There’s a bumper sticker popular in north-central Florida that proclaims, “We don’t care how you do it up north.” It refers to an attitude we sometimes see among visiting “Yankees.” I remember, in particular, being in line behind a woman from Pennsylvania at our local grocery store. This woman insisted that the check-out clerk bag her groceries by putting a paper bag inside a plastic one.

Grocery Bag

She kept referring to this as “…the way everybody does it in Pennsylvania,” as though the fact this peculiar convention came from north of the Mason-Dixon line somehow made it superior to anything southern. I wanted to say, “You know, you’re right, lady. All us poor rednecks know how to do is to try to actually conserve our natural resources.”

Unfortunately, this “our way is better than yours” attitude sometimes accompanies divers when they travel. As a dive boat captain, I’ve operated vessels in the eastern Caribbean, Florida, California and Hawai’i. If there is one thing I’ve learned, it’s that every destination and every dive vessel is unique.

What works well on a pontoon boat in the dead-calm waters off Bonaire isn’t going to fly when diving the channel between Maui and Lana’i in what is, essentially, a Pacific Northwest salmon-fishing hull.

That’s why, when another captain and crew tells me what works best on their boat, at their destination, I’m inclined to shut up and listen.

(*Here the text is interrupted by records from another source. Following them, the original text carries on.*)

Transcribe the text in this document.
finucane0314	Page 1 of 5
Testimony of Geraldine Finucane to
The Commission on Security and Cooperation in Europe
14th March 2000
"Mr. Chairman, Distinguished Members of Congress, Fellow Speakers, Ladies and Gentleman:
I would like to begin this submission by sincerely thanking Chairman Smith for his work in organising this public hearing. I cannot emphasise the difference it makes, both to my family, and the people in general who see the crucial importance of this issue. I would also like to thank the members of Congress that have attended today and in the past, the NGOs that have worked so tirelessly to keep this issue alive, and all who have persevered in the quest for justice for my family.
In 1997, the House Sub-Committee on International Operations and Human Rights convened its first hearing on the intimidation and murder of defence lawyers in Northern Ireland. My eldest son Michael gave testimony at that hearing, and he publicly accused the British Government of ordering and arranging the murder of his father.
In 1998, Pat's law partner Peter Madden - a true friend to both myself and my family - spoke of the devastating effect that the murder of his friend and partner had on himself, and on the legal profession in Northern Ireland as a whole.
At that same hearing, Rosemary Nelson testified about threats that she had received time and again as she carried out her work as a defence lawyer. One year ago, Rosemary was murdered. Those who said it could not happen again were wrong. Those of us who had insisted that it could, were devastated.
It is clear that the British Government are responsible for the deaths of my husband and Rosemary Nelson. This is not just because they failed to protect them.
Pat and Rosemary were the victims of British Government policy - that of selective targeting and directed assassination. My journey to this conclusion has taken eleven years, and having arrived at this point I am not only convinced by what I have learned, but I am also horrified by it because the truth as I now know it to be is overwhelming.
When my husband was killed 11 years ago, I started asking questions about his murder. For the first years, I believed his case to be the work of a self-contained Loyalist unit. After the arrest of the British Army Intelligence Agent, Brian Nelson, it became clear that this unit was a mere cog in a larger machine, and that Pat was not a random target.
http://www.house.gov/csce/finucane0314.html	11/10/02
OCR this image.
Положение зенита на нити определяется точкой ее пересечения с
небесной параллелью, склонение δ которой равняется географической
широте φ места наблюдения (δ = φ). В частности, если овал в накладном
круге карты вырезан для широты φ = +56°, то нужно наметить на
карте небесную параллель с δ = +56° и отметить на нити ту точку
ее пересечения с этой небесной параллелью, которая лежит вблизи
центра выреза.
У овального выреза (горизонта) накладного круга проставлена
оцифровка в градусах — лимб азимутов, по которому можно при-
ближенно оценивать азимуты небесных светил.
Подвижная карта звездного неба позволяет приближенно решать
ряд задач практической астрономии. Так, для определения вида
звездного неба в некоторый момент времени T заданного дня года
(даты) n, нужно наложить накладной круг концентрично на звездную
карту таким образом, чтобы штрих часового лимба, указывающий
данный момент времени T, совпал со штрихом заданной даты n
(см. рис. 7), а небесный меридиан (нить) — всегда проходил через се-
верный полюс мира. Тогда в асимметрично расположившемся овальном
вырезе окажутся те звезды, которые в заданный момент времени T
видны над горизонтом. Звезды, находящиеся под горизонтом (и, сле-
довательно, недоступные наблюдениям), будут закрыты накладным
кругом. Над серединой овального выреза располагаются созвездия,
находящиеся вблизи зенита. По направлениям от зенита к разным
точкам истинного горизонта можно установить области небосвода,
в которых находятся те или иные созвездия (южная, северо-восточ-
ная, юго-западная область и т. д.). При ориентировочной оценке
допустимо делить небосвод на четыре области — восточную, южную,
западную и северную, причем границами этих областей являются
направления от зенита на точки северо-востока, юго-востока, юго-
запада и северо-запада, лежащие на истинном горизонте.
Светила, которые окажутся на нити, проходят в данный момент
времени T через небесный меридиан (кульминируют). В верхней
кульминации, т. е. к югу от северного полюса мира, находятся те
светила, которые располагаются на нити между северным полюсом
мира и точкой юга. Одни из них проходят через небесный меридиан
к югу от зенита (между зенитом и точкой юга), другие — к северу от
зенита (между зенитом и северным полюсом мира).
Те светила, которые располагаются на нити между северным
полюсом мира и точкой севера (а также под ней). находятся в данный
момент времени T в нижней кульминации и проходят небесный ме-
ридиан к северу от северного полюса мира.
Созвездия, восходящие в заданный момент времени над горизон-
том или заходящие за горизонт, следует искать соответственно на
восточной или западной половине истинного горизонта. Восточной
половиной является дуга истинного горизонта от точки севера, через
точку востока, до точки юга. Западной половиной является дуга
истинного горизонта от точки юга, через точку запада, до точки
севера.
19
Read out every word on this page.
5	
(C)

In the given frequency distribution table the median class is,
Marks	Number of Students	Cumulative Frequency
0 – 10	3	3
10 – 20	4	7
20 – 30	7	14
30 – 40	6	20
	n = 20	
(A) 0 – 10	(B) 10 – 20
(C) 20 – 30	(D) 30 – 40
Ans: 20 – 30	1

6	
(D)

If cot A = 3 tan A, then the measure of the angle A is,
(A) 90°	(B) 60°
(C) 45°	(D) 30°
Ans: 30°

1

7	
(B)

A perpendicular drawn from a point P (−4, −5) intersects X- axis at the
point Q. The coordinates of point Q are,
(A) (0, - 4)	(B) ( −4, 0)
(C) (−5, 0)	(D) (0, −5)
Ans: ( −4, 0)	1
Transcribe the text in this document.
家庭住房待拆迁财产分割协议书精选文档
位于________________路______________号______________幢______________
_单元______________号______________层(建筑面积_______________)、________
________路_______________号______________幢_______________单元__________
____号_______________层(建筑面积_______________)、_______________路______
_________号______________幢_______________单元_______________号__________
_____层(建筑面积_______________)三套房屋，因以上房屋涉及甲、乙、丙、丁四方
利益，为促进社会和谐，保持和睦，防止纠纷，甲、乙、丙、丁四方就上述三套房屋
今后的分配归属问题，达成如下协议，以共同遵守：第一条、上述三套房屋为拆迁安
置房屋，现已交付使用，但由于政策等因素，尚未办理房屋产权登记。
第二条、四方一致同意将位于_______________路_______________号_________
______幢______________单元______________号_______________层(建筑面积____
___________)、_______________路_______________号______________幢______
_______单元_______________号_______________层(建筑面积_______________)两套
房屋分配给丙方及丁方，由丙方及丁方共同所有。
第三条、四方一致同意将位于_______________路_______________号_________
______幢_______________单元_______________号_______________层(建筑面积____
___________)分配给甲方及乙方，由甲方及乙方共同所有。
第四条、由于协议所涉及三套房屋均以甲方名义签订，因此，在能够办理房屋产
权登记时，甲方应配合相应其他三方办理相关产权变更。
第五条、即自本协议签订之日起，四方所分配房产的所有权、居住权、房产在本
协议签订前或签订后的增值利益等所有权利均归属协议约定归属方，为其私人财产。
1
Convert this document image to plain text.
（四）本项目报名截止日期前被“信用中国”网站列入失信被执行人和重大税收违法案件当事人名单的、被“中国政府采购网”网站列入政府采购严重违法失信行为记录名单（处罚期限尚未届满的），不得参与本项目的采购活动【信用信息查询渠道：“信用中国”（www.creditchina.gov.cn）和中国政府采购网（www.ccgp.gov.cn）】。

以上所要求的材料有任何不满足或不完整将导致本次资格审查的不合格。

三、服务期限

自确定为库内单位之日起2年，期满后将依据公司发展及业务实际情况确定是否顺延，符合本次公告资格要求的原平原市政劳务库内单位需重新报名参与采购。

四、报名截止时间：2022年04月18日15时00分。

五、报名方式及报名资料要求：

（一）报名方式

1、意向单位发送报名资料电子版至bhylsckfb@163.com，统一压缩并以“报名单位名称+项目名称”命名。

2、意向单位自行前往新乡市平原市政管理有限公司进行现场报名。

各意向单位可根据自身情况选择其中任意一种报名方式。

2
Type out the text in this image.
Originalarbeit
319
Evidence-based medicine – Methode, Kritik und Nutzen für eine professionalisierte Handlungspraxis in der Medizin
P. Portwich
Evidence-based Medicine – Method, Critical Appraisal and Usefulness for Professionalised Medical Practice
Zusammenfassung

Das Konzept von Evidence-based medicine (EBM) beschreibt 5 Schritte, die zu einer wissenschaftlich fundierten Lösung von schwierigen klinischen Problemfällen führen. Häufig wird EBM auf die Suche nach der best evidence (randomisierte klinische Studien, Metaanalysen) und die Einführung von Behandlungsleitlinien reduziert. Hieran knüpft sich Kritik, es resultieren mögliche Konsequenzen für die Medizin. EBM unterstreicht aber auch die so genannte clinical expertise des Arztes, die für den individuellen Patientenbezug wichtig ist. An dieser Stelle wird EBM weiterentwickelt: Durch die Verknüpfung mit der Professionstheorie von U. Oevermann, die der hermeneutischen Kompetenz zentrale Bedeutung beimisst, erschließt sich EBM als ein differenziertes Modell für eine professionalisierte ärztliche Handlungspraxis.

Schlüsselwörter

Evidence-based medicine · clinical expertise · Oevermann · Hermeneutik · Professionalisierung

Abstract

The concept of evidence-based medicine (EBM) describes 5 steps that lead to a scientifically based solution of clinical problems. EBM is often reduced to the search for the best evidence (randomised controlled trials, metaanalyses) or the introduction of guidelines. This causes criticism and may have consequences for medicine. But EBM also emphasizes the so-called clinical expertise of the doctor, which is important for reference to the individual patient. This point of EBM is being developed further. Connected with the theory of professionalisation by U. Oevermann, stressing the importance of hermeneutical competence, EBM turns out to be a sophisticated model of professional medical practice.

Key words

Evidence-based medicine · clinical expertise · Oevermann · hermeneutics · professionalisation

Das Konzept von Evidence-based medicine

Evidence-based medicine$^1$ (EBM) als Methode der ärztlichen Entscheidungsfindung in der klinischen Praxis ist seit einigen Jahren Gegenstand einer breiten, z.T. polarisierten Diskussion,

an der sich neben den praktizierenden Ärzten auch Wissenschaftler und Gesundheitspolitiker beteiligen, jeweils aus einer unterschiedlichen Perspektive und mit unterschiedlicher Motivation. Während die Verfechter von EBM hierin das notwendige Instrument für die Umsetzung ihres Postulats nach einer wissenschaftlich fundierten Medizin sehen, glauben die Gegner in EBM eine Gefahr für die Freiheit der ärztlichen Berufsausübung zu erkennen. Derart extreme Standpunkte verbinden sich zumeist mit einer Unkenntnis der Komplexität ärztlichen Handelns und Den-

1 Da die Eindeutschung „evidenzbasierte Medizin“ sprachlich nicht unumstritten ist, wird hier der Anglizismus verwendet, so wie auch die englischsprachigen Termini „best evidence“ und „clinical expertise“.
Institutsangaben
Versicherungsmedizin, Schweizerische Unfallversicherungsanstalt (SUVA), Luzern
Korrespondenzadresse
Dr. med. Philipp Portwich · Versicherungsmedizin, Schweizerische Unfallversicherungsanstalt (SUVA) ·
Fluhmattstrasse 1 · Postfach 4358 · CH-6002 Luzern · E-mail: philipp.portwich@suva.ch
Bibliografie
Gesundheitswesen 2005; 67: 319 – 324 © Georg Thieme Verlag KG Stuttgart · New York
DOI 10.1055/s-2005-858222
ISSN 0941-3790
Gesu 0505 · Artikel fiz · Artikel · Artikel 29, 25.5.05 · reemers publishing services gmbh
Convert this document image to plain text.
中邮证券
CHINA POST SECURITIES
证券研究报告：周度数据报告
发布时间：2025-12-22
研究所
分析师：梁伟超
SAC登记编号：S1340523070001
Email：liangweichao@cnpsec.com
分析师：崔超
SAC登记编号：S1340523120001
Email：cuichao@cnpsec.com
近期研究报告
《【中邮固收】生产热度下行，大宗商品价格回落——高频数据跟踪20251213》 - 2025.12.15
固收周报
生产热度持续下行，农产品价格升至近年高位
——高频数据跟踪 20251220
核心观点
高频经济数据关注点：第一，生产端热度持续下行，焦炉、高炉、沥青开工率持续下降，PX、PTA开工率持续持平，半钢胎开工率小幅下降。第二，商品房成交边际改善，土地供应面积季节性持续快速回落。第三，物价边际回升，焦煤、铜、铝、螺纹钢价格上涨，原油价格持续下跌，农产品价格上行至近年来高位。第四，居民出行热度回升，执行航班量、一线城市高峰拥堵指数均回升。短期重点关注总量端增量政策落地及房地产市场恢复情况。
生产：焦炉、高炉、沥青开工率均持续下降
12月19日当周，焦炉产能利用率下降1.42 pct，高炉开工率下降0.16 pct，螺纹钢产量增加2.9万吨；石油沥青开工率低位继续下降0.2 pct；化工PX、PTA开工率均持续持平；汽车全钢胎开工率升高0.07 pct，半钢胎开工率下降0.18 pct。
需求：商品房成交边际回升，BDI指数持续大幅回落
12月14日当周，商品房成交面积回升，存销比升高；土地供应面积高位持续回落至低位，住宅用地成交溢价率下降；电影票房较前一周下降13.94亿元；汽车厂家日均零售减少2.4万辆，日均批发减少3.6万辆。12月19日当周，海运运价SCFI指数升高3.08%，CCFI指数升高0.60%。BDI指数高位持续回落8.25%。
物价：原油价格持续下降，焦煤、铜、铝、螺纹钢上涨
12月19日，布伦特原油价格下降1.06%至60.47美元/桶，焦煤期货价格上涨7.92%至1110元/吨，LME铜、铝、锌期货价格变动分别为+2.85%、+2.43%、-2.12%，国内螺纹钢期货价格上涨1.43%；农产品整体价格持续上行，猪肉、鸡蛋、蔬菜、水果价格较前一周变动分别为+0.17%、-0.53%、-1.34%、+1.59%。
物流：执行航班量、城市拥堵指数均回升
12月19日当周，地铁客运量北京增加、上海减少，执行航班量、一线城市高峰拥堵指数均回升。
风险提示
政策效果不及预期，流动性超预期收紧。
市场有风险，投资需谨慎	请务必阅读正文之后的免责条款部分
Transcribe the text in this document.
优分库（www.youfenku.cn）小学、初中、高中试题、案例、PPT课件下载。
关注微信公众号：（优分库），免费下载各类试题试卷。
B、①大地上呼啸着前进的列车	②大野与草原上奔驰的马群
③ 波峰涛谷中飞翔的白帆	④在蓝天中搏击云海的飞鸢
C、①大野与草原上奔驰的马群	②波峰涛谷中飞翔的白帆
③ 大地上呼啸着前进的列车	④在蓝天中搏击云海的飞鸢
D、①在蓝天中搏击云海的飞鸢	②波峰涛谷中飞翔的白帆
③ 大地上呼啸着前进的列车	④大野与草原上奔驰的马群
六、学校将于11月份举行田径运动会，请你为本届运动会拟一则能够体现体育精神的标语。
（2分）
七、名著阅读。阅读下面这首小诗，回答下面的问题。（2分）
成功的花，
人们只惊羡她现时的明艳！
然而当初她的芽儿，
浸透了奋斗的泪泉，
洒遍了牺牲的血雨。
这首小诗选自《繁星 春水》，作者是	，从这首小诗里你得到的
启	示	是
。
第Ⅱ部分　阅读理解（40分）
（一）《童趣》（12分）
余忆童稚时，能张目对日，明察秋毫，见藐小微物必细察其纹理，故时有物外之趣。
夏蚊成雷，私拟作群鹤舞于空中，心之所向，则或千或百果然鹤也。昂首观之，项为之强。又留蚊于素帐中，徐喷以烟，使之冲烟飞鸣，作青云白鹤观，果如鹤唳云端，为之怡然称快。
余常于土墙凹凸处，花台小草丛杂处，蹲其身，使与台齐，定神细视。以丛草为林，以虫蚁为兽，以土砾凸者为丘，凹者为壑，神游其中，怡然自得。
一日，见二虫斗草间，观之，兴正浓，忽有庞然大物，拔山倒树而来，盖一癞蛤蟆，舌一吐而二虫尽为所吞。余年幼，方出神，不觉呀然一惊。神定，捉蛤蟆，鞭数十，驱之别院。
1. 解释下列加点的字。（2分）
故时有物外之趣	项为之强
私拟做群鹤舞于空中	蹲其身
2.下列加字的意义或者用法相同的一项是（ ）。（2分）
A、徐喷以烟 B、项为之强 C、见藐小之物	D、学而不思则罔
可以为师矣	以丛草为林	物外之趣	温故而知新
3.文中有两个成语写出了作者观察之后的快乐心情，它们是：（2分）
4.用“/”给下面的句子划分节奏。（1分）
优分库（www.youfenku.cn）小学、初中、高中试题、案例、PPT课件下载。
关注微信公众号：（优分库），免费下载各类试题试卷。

Some visiting divers, however, must be smarter than I am. They feel perfectly comfortable explaining to the local captain and crew what they are doing wrong, or continuing to dive in a manner the local operator advises against “…because it’s what works back home.”

Hopefully, you’ll educate your travelers about the importance of sitting down, shutting up and listening carefully to what the local operator has to tell them. After all, these guys only dive those waters, from that boat, every single day. What do they know?

And one more thing: Make sure your travelers understand the importance of tipping the divemasters and hotel staff. If they are like most of the dive professionals I’ve met while traveling, they earn every penny of it.